Luckily, my story’s concept came to me almost instantly…Don’t worry, it wasn’t about a Frankenstein surgery gone wrong.
As fun as that idea might’ve been, I had a feeling a lot of my competitors would take that kind of approach, so I went in a different direction…Hopefully it’s a direction others didn’t think of. *fingers crossed*
On Sunday, I started and finished a butt ugly first draft and sent it to my favorite and most critical beta reader: my Mom. As expected, she didn’t love it and she had a lot of issues with it–just as I did. So, we had a long brainstorming session to iron out the kinks and come up with some much needed solutions.
After that, I felt better about the general plot and my two main characters. I sat back down at my computer and started over. And I worked allllll week long writing, rewriting, revising, editing, tweaking…
To be honest, it was a downright painful process. Even though I love horror and I liked my idea, I had smashed into a wall and fallen beyond my breaking point.
Having worked non-stop on my novel for over a month, my willpower was close to zero. And everything hurt: my head, my eyes, my wrists/forearms. Every time I sat down in front of my computer, I’d make it a few words and then want to quit and go to bed.
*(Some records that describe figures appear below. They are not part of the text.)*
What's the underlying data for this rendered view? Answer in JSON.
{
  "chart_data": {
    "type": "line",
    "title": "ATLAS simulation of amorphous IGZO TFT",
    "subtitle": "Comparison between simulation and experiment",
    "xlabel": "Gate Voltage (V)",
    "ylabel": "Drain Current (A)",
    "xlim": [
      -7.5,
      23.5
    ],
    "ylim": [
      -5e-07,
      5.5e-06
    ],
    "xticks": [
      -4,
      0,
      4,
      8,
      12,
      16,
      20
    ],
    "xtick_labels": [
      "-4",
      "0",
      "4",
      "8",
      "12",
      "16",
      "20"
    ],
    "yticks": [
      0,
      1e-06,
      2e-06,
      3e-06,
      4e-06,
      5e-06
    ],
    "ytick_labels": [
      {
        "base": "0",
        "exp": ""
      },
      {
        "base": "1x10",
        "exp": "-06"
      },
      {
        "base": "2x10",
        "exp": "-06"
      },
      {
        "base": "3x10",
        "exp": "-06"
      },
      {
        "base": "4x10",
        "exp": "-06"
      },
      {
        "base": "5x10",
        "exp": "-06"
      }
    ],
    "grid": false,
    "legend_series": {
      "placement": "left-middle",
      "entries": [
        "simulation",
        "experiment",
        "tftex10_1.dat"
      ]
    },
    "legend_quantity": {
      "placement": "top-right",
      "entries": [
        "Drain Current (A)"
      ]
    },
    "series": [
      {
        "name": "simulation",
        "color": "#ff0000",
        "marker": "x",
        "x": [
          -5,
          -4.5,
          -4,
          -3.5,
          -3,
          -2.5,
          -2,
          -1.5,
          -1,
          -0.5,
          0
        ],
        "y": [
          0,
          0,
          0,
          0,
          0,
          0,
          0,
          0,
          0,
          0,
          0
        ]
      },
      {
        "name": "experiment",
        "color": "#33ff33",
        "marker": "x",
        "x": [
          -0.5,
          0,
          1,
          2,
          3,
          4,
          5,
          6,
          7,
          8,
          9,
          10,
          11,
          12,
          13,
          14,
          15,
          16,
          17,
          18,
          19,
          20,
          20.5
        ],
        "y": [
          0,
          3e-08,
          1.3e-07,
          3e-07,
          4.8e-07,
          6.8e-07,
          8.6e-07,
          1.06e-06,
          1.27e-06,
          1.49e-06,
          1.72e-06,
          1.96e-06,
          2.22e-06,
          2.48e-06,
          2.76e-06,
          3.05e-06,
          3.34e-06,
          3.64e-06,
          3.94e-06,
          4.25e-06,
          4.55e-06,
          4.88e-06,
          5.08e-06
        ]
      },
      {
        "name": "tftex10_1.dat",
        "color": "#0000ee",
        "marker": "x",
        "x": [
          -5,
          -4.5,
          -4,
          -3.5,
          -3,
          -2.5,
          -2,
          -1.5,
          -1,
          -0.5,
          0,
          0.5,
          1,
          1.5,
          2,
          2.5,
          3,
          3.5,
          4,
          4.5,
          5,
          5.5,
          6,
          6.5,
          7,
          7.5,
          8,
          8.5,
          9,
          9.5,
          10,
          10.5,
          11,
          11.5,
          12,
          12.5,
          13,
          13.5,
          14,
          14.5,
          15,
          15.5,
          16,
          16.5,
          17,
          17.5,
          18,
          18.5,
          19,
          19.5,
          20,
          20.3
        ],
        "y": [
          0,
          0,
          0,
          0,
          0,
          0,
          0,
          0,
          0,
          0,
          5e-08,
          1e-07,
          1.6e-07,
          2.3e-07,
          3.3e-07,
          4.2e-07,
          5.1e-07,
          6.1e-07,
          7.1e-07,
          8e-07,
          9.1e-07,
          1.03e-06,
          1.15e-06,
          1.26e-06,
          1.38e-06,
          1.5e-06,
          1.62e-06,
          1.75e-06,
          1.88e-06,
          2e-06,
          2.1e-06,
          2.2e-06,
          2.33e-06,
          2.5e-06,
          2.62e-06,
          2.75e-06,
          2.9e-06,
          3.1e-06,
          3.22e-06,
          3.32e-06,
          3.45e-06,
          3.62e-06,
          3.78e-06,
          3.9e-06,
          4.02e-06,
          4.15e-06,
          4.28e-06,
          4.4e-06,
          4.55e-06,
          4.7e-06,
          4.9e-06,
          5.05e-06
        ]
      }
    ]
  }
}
To make matters worse, I decided to take on a subject I wasn’t prepared to. And it’s a subject I have deep personal convictions about, so…yeah. I was in a constant battle between me and my characters. I had to figure out how to word things that would satisfy all of us.
By Wednesday night, I had a decent enough draft to send back to my Mom. I also sent it to my sister since she–after helping with a few of the kinks I struggled with most–wanted to give some input.
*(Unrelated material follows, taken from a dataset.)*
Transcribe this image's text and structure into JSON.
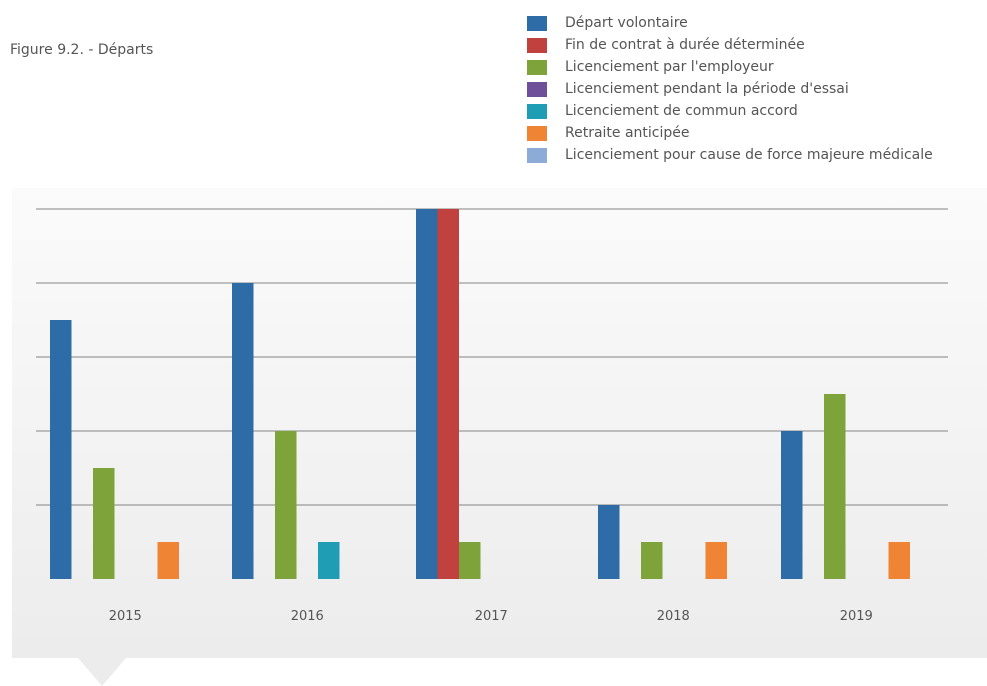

My sister’s feedback: “I LOVED the last line. Loved, loved.” I almost cried when I read that because I had no idea how to end the story. I’d written that last line on a whim. But after her enthusiasm for it, I knew I’d keep it and use it as my guide while trudging through the end’s fuzzy murk. Yippee for clarity!
And then I read my Mom’s feedback: “It doesn’t feel urgent enough. And I think you should change this and this and this…” I did cry then…Okay, not really. But her critique pushed me to the brink of an epic meltdown.
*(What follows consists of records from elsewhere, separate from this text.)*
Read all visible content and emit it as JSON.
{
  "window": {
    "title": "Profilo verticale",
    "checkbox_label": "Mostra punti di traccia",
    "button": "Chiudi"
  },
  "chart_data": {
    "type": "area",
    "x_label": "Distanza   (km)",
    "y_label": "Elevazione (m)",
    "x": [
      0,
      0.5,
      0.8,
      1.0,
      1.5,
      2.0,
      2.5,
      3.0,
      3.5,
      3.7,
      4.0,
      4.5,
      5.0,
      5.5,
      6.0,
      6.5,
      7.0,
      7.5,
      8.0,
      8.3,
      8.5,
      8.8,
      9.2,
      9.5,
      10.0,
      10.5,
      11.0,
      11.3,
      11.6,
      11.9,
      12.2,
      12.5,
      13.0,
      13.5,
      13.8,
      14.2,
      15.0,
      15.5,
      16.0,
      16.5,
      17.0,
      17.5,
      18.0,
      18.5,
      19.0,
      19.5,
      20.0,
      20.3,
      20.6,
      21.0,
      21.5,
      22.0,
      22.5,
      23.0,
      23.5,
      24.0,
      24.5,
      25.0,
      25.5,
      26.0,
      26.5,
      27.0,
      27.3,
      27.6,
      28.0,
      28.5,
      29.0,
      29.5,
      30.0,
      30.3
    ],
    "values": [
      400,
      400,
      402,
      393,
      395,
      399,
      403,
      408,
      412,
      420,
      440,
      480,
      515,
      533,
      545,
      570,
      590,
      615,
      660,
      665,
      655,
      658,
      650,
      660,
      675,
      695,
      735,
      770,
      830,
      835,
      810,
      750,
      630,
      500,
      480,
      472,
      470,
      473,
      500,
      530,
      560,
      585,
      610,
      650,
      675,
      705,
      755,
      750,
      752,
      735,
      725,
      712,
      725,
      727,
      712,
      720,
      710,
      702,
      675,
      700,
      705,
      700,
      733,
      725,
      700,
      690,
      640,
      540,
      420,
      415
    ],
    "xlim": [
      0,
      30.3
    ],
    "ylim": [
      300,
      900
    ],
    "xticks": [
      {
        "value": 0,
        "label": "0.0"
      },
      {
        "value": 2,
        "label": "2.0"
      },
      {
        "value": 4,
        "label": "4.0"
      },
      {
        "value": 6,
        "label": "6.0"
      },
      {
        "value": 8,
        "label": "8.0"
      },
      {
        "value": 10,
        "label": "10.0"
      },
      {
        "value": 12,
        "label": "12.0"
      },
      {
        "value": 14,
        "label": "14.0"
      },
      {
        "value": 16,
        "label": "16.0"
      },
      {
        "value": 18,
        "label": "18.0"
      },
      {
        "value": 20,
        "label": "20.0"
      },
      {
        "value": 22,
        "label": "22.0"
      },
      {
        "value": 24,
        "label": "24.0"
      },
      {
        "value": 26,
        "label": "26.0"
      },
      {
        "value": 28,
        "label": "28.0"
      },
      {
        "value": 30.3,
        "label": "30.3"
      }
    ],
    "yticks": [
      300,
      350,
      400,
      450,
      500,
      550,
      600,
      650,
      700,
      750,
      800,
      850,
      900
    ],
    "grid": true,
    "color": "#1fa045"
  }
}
But, once again, I gave myself a mental slap and went back to work. And by Friday morning I felt confident enough to send my story to three more beta readers (all writing pals this time). Each one gave me incredible feedback and helped me chop down my 2,700 worded story to the word count limit of 2,500.
I’ll admit, a couple of my betas made some suggestions that would’ve required rewriting large portions of the story, and I ignored them. Because I just didn’t care.
Yep! Talk about a horrible attitude. And I’ll likely pay for it when I start getting my feedback from other readers. Oh well. I just didn’t have any fuel left in the tank to deal with those big changes.
On Saturday, I edited my story once more and then submitted it.
I spent the rest of the weekend napping on the couch and watching episodes of “The Good Wife”. It was pure bliss.
Now, as you might imagine, I’m not all that confident with my story and I don’t know if it’ll be good enough to advance me to the second round in March. But, whatever! I’m just proud of myself for not giving up, fighting through my exhaustion, and submitting something.
As usual, I’ll be posting my story here once we get the thumbs up from NYC Midnight (which should be today or tomorrow). For now, here is my title and synopsis!
Brief Synopsis: When Becca picks her mom up at JFK Airport, she discovers she was diagnosed and treated for cancer while overseas. Their train ride home is fraught with bickering, accusations, and death.
Dun, dun, dun…
Yeah, okay. I know my synopsis is vague. But I’m stickler for spoilers and I didn’t want to spoil anything with this one 🙂
Did you participate in the Short Story Challenge 2015? If so, how’d you do?